More than half (52%) of respondents do not clearly define business outcomes or key performance indicators (KPIs) related to AI, according to poll results. Instead, they primarily focus on piloting and learning, EY noted.
While 30% of business leaders say their organizations have functional AI capabilities and are piloting the technology within corporate functions, only 21% of organizations are making progress in securing C-suite support and rolling out a strategy for applying AI.
Another 28% say their organizations have limited to no capabilities, and the technology is not regarded as a strategic, overall priority, according to poll results.
AI could add US$13 trillion to global GDP
AI is not only expected to bring benefits to corporates, but also to potentially deliver an additional $13 trillion to global GDP by 2030 after netting out competition effect and transition costs, averaging about 1.2% GDP growth a year across the period, according to MGI's simulation results.
This would compare well with the impact of other general-purpose technologies in history such as steam during the 1800s, robots in manufacturing in the 1900s, and IT during the 2000s, MGI said.
However, the technology will likely incur various corporate and societal restructuring costs, as well as disrupting employment and reducing consumption, MGI added.
Uneven distribution of benefits
This impact in the economy may build up over time—accelerating after 2025 as investment in technology and skills bears fruit, but the distribution of the potential benefits of AI is likely to be uneven, MGI pointed out.
The economic impact of AI depends on whether there is sufficient investment to fund new AI companies and research, and enable greater corporate investment, the institute noted.
Those countries that establish themselves as AI leaders—mostly developed economies—could capture an additional 20-25% in economic benefits compared with today, while emerging economies may capture only half their upside, MGI said.
Less developed economies aren't destined to lose the AI race
China and the US are the two countries in the leading group, MGI pointed out, adding that they are currently leading the race to supply AI, and have unique strengths that set them apart from all others.

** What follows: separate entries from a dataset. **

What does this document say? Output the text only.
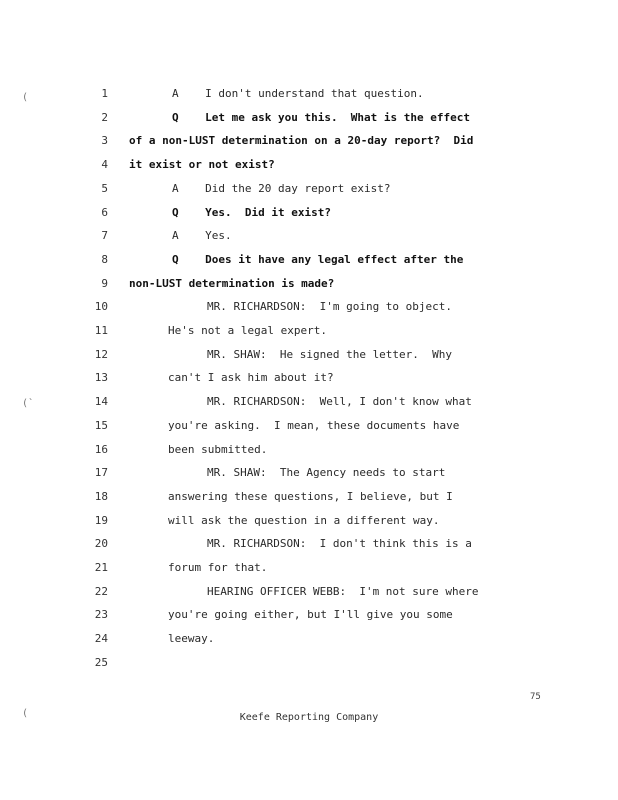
1	A    I don't understand that question.
2	Q    Let me ask you this.  What is the effect
3 of a non-LUST determination on a 20-day report?  Did
4 it exist or not exist?
5	A    Did the 20 day report exist?
6	Q    Yes.  Did it exist?
7	A    Yes.
8	Q    Does it have any legal effect after the
9 non-LUST determination is made?
10	MR. RICHARDSON:  I'm going to object.
11	He's not a legal expert.
12	MR. SHAW:  He signed the letter.  Why
13	can't I ask him about it?
14	MR. RICHARDSON:  Well, I don't know what
15	you're asking.  I mean, these documents have
16	been submitted.
17	MR. SHAW:  The Agency needs to start
18	answering these questions, I believe, but I
19	will ask the question in a different way.
20	MR. RICHARDSON:  I don't think this is a
21	forum for that.
22	HEARING OFFICER WEBB:  I'm not sure where
23	you're going either, but I'll give you some
24	leeway.
25
(
(`
(
75
Keefe Reporting Company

“However, leading countries today cannot guarantee that the economic benefits will materialize if they take a passive stance,” MGI noted. “Equally, developing economies are not destined to lose the AI race.”
“Policy makers and business executives may influence—and need to strive to secure—the best possible outcome: job growth together with higher productivity,” said Jacques Bughin, a McKinsey senior partner and MGI director, “China is already one of the leading countries in the world on AI, and is ambitious in its aspirations to further develop and commercialize these technologies.”

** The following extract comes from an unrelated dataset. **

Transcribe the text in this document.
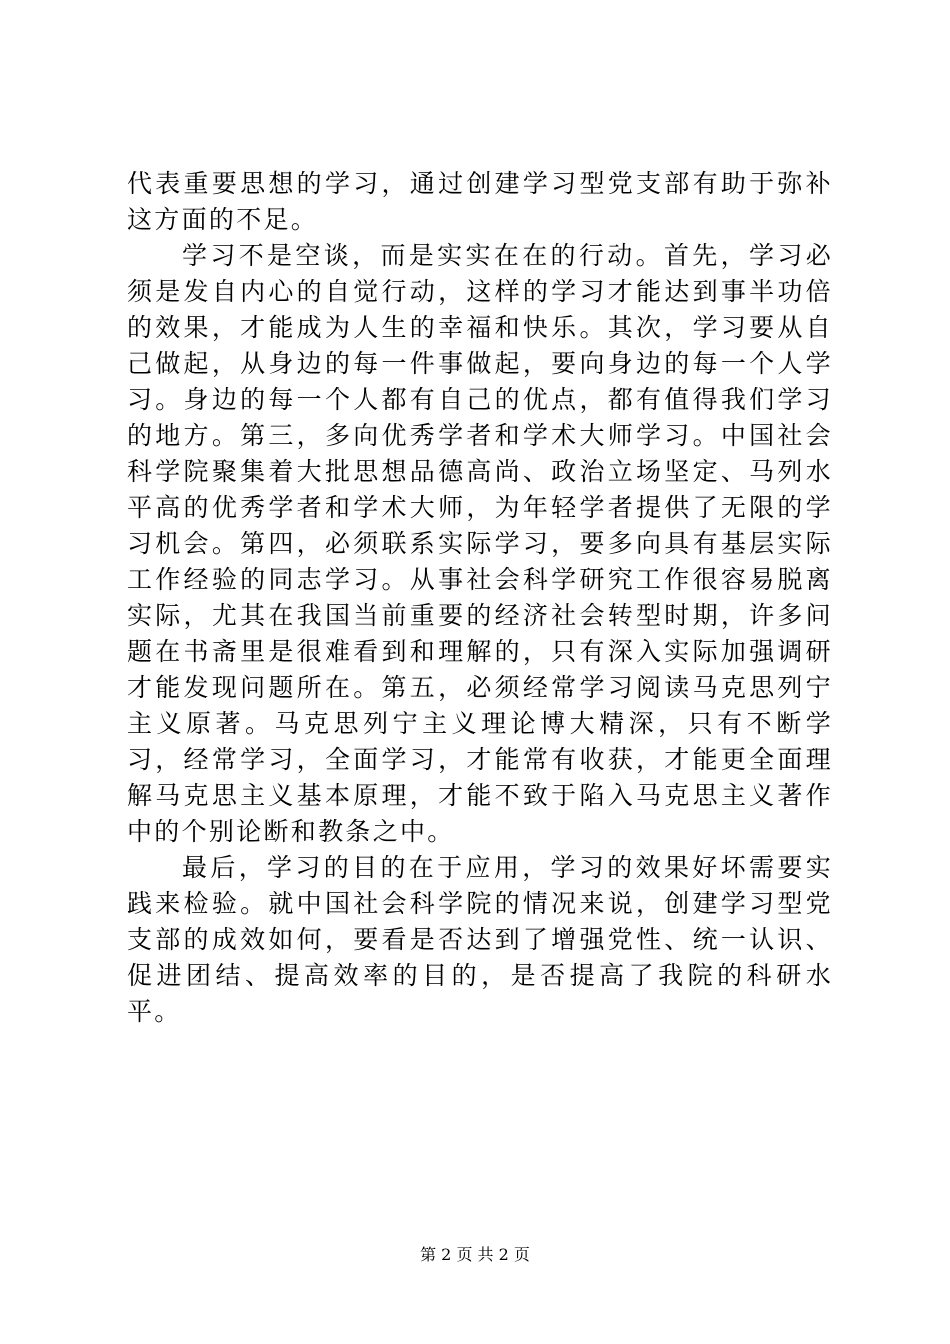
代表重要思想的学习，通过创建学习型党支部有助于弥补这方面的不足。

学习不是空谈，而是实实在在的行动。首先，学习必须是发自内心的自觉行动，这样的学习才能达到事半功倍的效果，才能成为人生的幸福和快乐。其次，学习要从自己做起，从身边的每一件事做起，要向身边的每一个人学习。身边的每一个人都有自己的优点，都有值得我们学习的地方。第三，多向优秀学者和学术大师学习。中国社会科学院聚集着大批思想品德高尚、政治立场坚定、马列水平高的优秀学者和学术大师，为年轻学者提供了无限的学习机会。第四，必须联系实际学习，要多向具有基层实际工作经验的同志学习。从事社会科学研究工作很容易脱离实际，尤其在我国当前重要的经济社会转型时期，许多问题在书斋里是很难看到和理解的，只有深入实际加强调研才能发现问题所在。第五，必须经常学习阅读马克思列宁主义原著。马克思列宁主义理论博大精深，只有不断学习，经常学习，全面学习，才能常有收获，才能更全面理解马克思主义基本原理，才能不致于陷入马克思主义著作中的个别论断和教条之中。

最后，学习的目的在于应用，学习的效果好坏需要实践来检验。就中国社会科学院的情况来说，创建学习型党支部的成效如何，要看是否达到了增强党性、统一认识、促进团结、提高效率的目的，是否提高了我院的科研水平。

第 2 页 共 2 页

Made in China 2025: Troubles from AI
While AI is seen as empowering China to become one of the global technology leaders, it also brings the country trade conflict with the US. Its "Made in China 2025", in which AI is considered a critical catalyst, is widely seen as the major reason—rather than trade deficit—why Trump waged the Sino-US trade war.

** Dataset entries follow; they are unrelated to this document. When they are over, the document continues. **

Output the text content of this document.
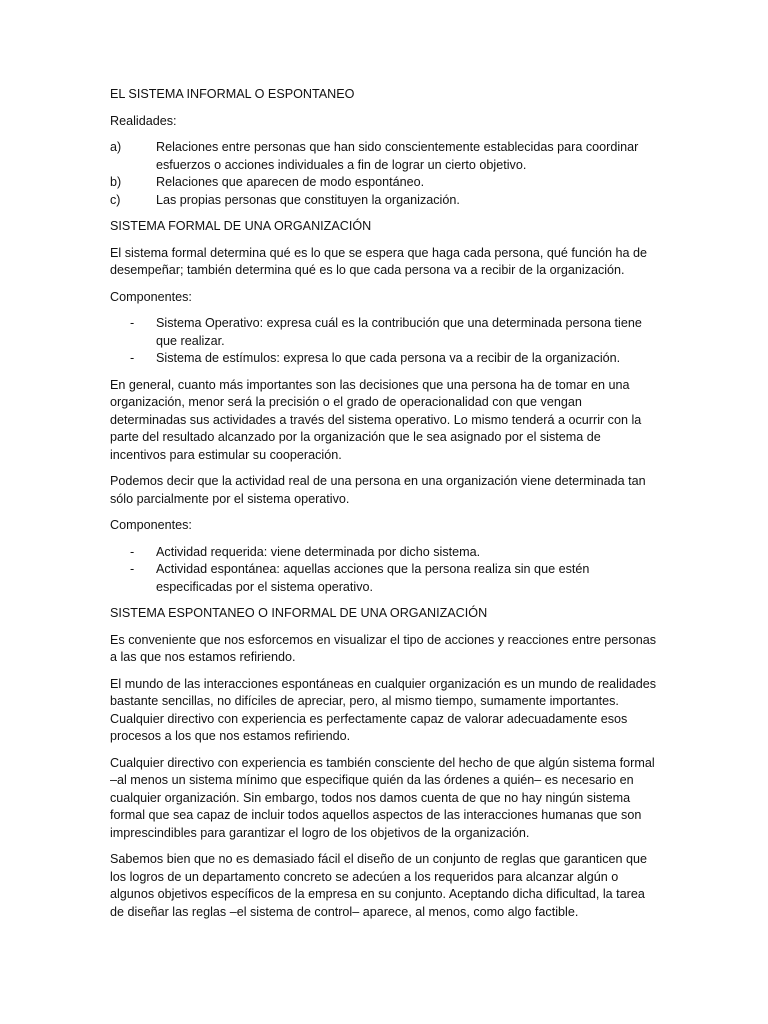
EL SISTEMA INFORMAL O ESPONTANEO

Realidades:

a)	Relaciones entre personas que han sido conscientemente establecidas para coordinar esfuerzos o acciones individuales a fin de lograr un cierto objetivo.
b)	Relaciones que aparecen de modo espontáneo.
c)	Las propias personas que constituyen la organización.

SISTEMA FORMAL DE UNA ORGANIZACIÓN

El sistema formal determina qué es lo que se espera que haga cada persona, qué función ha de desempeñar; también determina qué es lo que cada persona va a recibir de la organización.

Componentes:

-	Sistema Operativo: expresa cuál es la contribución que una determinada persona tiene que realizar.
-	Sistema de estímulos: expresa lo que cada persona va a recibir de la organización.

En general, cuanto más importantes son las decisiones que una persona ha de tomar en una organización, menor será la precisión o el grado de operacionalidad con que vengan determinadas sus actividades a través del sistema operativo. Lo mismo tenderá a ocurrir con la parte del resultado alcanzado por la organización que le sea asignado por el sistema de incentivos para estimular su cooperación.

Podemos decir que la actividad real de una persona en una organización viene determinada tan sólo parcialmente por el sistema operativo.

Componentes:

-	Actividad requerida: viene determinada por dicho sistema.
-	Actividad espontánea: aquellas acciones que la persona realiza sin que estén especificadas por el sistema operativo.

SISTEMA ESPONTANEO O INFORMAL DE UNA ORGANIZACIÓN

Es conveniente que nos esforcemos en visualizar el tipo de acciones y reacciones entre personas a las que nos estamos refiriendo.

El mundo de las interacciones espontáneas en cualquier organización es un mundo de realidades bastante sencillas, no difíciles de apreciar, pero, al mismo tiempo, sumamente importantes. Cualquier directivo con experiencia es perfectamente capaz de valorar adecuadamente esos procesos a los que nos estamos refiriendo.

Cualquier directivo con experiencia es también consciente del hecho de que algún sistema formal –al menos un sistema mínimo que especifique quién da las órdenes a quién– es necesario en cualquier organización. Sin embargo, todos nos damos cuenta de que no hay ningún sistema formal que sea capaz de incluir todos aquellos aspectos de las interacciones humanas que son imprescindibles para garantizar el logro de los objetivos de la organización.

Sabemos bien que no es demasiado fácil el diseño de un conjunto de reglas que garanticen que los logros de un departamento concreto se adecúen a los requeridos para alcanzar algún o algunos objetivos específicos de la empresa en su conjunto. Aceptando dicha dificultad, la tarea de diseñar las reglas –el sistema de control– aparece, al menos, como algo factible.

Alicia Garcia Herrero, chief economist Asia Pacific at French banking group Natixis pointed out that 800 of the 1,333 Chinese products that the US listed earlier this year for additional tariffs are items in the Made in China 2025 plan and are not yet at full production now.
China has stated that it aims to create a domestic AI market of RMB 1 trillion ($150 billion) by 2020 and become a world-leading AI center by 2030.
The country’s Ministry of Industry and Information Technology announced a three-year action plan for developing AI late last year. Key areas include intelligent vehicles, service robots, drones, medical image aided diagnosis systems, video and image identification systems, voice interaction systems, translation systems, smart home products, intelligent sensors, neural network chips, and open source platforms.